Ok...I'm lost what is the Top Dog competition? I think I missed something... by that time in the morning...we'll be training...with Linda...YAHHHHH!!! WHOOP WHOOP!!


----------



## AquaClaraCanines (Mar 5, 2006)

So he should get a couple CD legs this weekend, then?


----------



## FlyingQuizini (Oct 24, 2006)

Thanks, guys!

Actually, truth be told, this is as about as important as a MATCH! Hahaha! It counts for NOTHING other than "stutus and bragging rights" for our obedience club! Every year, the So. Cal. Dog Obedience Council holds the Top Dog competition. All the local clubs (30-something, I think...) send in 2 Nov, 2 Open and 2 Utility teams to compete. Scores are counted as points. The team with the most points overall wins and there's also the Top Nov, Top Open and Top Utility Dog. Usually gets a little write up in Front and Finish.

I'm doing it to make sure that Quiz and I are really "ring ready" so that we can start competing in Novice events that will actually count for something. I want our AKC work to be as close to perfect as we can manage, so my plan is to do Top Dog, then UKC (entered in 4 shows over 2 days Thanksgiving weekend) and then ASCA.... and THEN, if all is well, hit AKC Novice in early 2008.

I'm only making a big deal out of Top Dog b/c it's been what has motivated me to get back into obedience training. I've put agility on hold and with the exception of a NADAC trial Dec 1-2, won't be back in agility for at least 6 months. He's an obedience dog now!

Thanks for the support! I'll be sure to video!

-S


----------



## FlyingQuizini (Oct 24, 2006)

Rastadog said:


> Go easy on your training tomorrow. Make it fun, end on a good note for both of you. He knows what to do. Stay connected with Quiz you'll both be fine. Don't be late like I was for our AKC open A debut. Looking forward to good news. Alex


Thanks, Alex. Yup, tomorrow will be motivational and easy and all about keeping him up, up, up and fun, fun, fun! He was groomed yesterday and is clean and handsome to boot!

He's a great dog and I'm really enjoying working him. No matter what happens, we'll have fun and he'll still come home High In Trial in my heart!

-S


----------



## TheHooch (May 9, 2007)

Good luck Quiz man I will be thinking about you!!!!!


----------



## FlyingQuizini (Oct 24, 2006)

Thanks, Hooch! Quiz appreciates it!

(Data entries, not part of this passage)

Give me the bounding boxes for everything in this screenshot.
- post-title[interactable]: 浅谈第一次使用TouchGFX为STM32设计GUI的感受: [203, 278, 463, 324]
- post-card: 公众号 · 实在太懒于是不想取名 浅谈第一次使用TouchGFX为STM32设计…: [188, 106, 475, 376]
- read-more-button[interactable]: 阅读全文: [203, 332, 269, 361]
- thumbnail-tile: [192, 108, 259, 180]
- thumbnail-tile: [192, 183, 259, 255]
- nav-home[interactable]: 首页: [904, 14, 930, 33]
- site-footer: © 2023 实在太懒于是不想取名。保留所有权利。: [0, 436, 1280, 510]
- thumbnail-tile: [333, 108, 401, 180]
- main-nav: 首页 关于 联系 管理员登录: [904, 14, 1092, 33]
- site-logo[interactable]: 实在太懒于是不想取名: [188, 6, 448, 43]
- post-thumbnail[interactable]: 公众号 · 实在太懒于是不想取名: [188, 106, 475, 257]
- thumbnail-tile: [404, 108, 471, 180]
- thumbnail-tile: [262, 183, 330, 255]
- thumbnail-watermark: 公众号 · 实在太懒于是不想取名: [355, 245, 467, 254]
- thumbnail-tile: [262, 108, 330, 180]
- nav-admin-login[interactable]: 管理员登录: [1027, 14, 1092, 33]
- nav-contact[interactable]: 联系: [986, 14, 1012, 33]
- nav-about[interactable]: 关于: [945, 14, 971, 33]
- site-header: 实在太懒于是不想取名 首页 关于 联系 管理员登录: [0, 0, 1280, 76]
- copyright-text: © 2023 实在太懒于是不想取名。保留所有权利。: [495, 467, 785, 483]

We'll try and do y'all proud!


----------



## TheHooch (May 9, 2007)

I can't wait for the update!!!!!!!!!!!


----------



## desilu (Nov 2, 2006)

Best of luck to you Quiz and Steph! Knock 'em dead!


----------



## MaddieMagoo (Aug 14, 2007)

HEHE....what you all say is funny..LOL!!

I'll definetely be thinking about you two...as I'm stuck training...good luck and have LOADS OF FUN!!!

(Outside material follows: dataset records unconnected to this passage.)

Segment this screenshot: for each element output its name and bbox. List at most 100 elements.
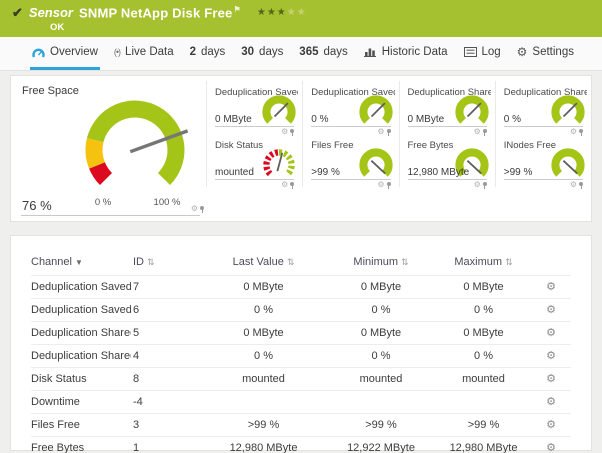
channel-settings-icon[interactable]: ⚙ <box>546 442 556 453</box>
gear-icon[interactable]: ⚙ <box>570 181 577 189</box>
channel-name: Deduplication Saved Sp... <box>31 304 131 316</box>
gauge-mini-icons: ⚙ <box>570 181 583 189</box>
channel-name: Files Free <box>31 419 131 431</box>
pin-icon[interactable] <box>290 182 294 186</box>
gauge-value: 0 MByte <box>408 114 445 125</box>
column-label: Minimum <box>353 256 398 268</box>
channel-settings-icon[interactable]: ⚙ <box>546 304 556 316</box>
channel-id: 6 <box>131 304 201 316</box>
free-space-gauge[interactable]: Free Space 76 % 0 % 100 % ⚙ <box>11 76 206 221</box>
column-header-channel[interactable]: Channel▼ <box>31 256 131 268</box>
channel-name: Free Bytes <box>31 442 131 453</box>
gear-icon[interactable]: ⚙ <box>377 181 384 189</box>
channel-id: 5 <box>131 327 201 339</box>
gauge-needle <box>371 161 385 174</box>
column-label: ID <box>133 256 144 268</box>
gauge-needle <box>467 103 480 116</box>
tab-365-days[interactable]: 365days <box>297 37 349 70</box>
gauge-value: 0 MByte <box>215 114 252 125</box>
channel-maximum: 0 MByte <box>436 327 531 339</box>
settings-gear-icon: ⚙ <box>517 46 528 58</box>
bar-chart-icon <box>364 47 377 57</box>
gauge-cell-free-bytes[interactable]: Free Bytes 12,980 MByte ⚙ <box>399 134 495 187</box>
free-space-value: 76 % <box>22 198 52 213</box>
tab-overview[interactable]: Overview <box>30 37 100 70</box>
tab-365-days-unit: days <box>323 46 347 58</box>
channel-name: Downtime <box>31 396 131 408</box>
channel-maximum: 0 % <box>436 350 531 362</box>
pin-icon[interactable] <box>200 206 204 210</box>
gauge-cell-disk-status[interactable]: Disk Status mounted ⚙ <box>206 134 302 187</box>
channel-minimum: >99 % <box>326 419 436 431</box>
table-row: Deduplication Shared S... 5 0 MByte 0 MB… <box>31 321 571 344</box>
tab-historic-data[interactable]: Historic Data <box>362 37 450 70</box>
tab-log[interactable]: Log <box>462 37 503 70</box>
column-header-maximum[interactable]: Maximum⇅ <box>436 256 531 268</box>
channel-minimum: mounted <box>326 373 436 385</box>
channel-settings-icon[interactable]: ⚙ <box>546 350 556 362</box>
channel-id: 4 <box>131 350 201 362</box>
prtg-sensor-page: ✔ Sensor SNMP NetApp Disk Free⚑ ★★★★★ OK… <box>0 0 602 453</box>
gauge-dial-segmented <box>261 147 297 183</box>
gauge-needle <box>275 103 288 116</box>
gauge-cell-files-free[interactable]: Files Free >99 % ⚙ <box>302 134 398 187</box>
free-space-gauge-dial <box>73 88 197 212</box>
pin-icon[interactable] <box>579 129 583 133</box>
table-row: Deduplication Saved Sp... 6 0 % 0 % 0 % … <box>31 298 571 321</box>
channel-last-value: 12,980 MByte <box>201 442 326 453</box>
gauge-dial <box>454 94 490 130</box>
pin-icon[interactable] <box>290 129 294 133</box>
table-row: Deduplication Shared S... 4 0 % 0 % 0 % … <box>31 344 571 367</box>
channel-settings-icon[interactable]: ⚙ <box>546 396 556 408</box>
channel-maximum: >99 % <box>436 419 531 431</box>
column-header-last-value[interactable]: Last Value⇅ <box>201 256 326 268</box>
channel-settings-icon[interactable]: ⚙ <box>546 281 556 293</box>
channel-minimum: 0 % <box>326 350 436 362</box>
gauge-value: 12,980 MByte <box>408 167 470 178</box>
channel-last-value: 0 % <box>201 350 326 362</box>
sensor-title: SNMP NetApp Disk Free⚑ <box>79 5 241 20</box>
tab-settings-label: Settings <box>532 46 574 58</box>
tab-live-data[interactable]: (•) Live Data <box>112 37 176 70</box>
free-space-gauge-title: Free Space <box>22 85 79 97</box>
priority-stars[interactable]: ★★★★★ <box>257 7 307 18</box>
pin-icon[interactable] <box>387 129 391 133</box>
flag-icon[interactable]: ⚑ <box>233 5 240 14</box>
gauge-cell-dedup-shared-bytes[interactable]: Deduplication Shared ... 0 MByte ⚙ <box>399 81 495 134</box>
tab-live-data-label: Live Data <box>125 46 174 58</box>
pin-icon[interactable] <box>387 182 391 186</box>
tab-30-days-number: 30 <box>241 46 254 58</box>
channel-table-panel: Channel▼ ID⇅ Last Value⇅ Minimum⇅ Maximu… <box>10 235 592 451</box>
gear-icon[interactable]: ⚙ <box>474 181 481 189</box>
sensor-status-badge: OK <box>50 22 592 33</box>
gauge-value: 0 % <box>504 114 521 125</box>
gear-icon[interactable]: ⚙ <box>281 181 288 189</box>
pin-icon[interactable] <box>483 182 487 186</box>
table-row: Free Bytes 1 12,980 MByte 12,922 MByte 1… <box>31 436 571 453</box>
column-header-id[interactable]: ID⇅ <box>131 256 201 268</box>
gauge-cell-dedup-shared-percent[interactable]: Deduplication Shared ... 0 % ⚙ <box>495 81 591 134</box>
ok-check-icon: ✔ <box>12 6 23 19</box>
pin-icon[interactable] <box>579 182 583 186</box>
column-header-minimum[interactable]: Minimum⇅ <box>326 256 436 268</box>
gauge-needle <box>563 161 577 174</box>
channel-settings-icon[interactable]: ⚙ <box>546 373 556 385</box>
stars-empty[interactable]: ★★ <box>287 7 307 18</box>
gear-icon[interactable]: ⚙ <box>191 205 198 213</box>
channel-minimum: 0 % <box>326 304 436 316</box>
gauge-cell-dedup-saved-bytes[interactable]: Deduplication Saved S... 0 MByte ⚙ <box>206 81 302 134</box>
channel-minimum: 0 MByte <box>326 327 436 339</box>
sort-icon: ⇅ <box>287 257 295 267</box>
pin-icon[interactable] <box>483 129 487 133</box>
tab-settings[interactable]: ⚙ Settings <box>515 37 576 70</box>
gauge-value: >99 % <box>311 167 340 178</box>
channel-settings-icon[interactable]: ⚙ <box>546 419 556 431</box>
channel-name: Deduplication Saved Sp... <box>31 281 131 293</box>
channel-settings-icon[interactable]: ⚙ <box>546 327 556 339</box>
tab-30-days[interactable]: 30days <box>239 37 285 70</box>
free-space-scale-min: 0 % <box>91 197 115 208</box>
gauge-cell-inodes-free[interactable]: INodes Free >99 % ⚙ <box>495 134 591 187</box>
gauge-cell-dedup-saved-percent[interactable]: Deduplication Saved S... 0 % ⚙ <box>302 81 398 134</box>
stars-filled[interactable]: ★★★ <box>257 7 287 18</box>
tab-2-days[interactable]: 2days <box>188 37 228 70</box>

Steph, you sure keep a positive attitude about this, which is VERY good...dog training and competing is about having fun and keeping positive about everything...wish I could be better at that...hehe!


----------



## MaddieMagoo (Aug 14, 2007)

Stephanie...how did it go? Hope you guys had a BLAST...and hope you did alright...I'm waiting to see the video...hehe! I want to see Quiz in action!


----------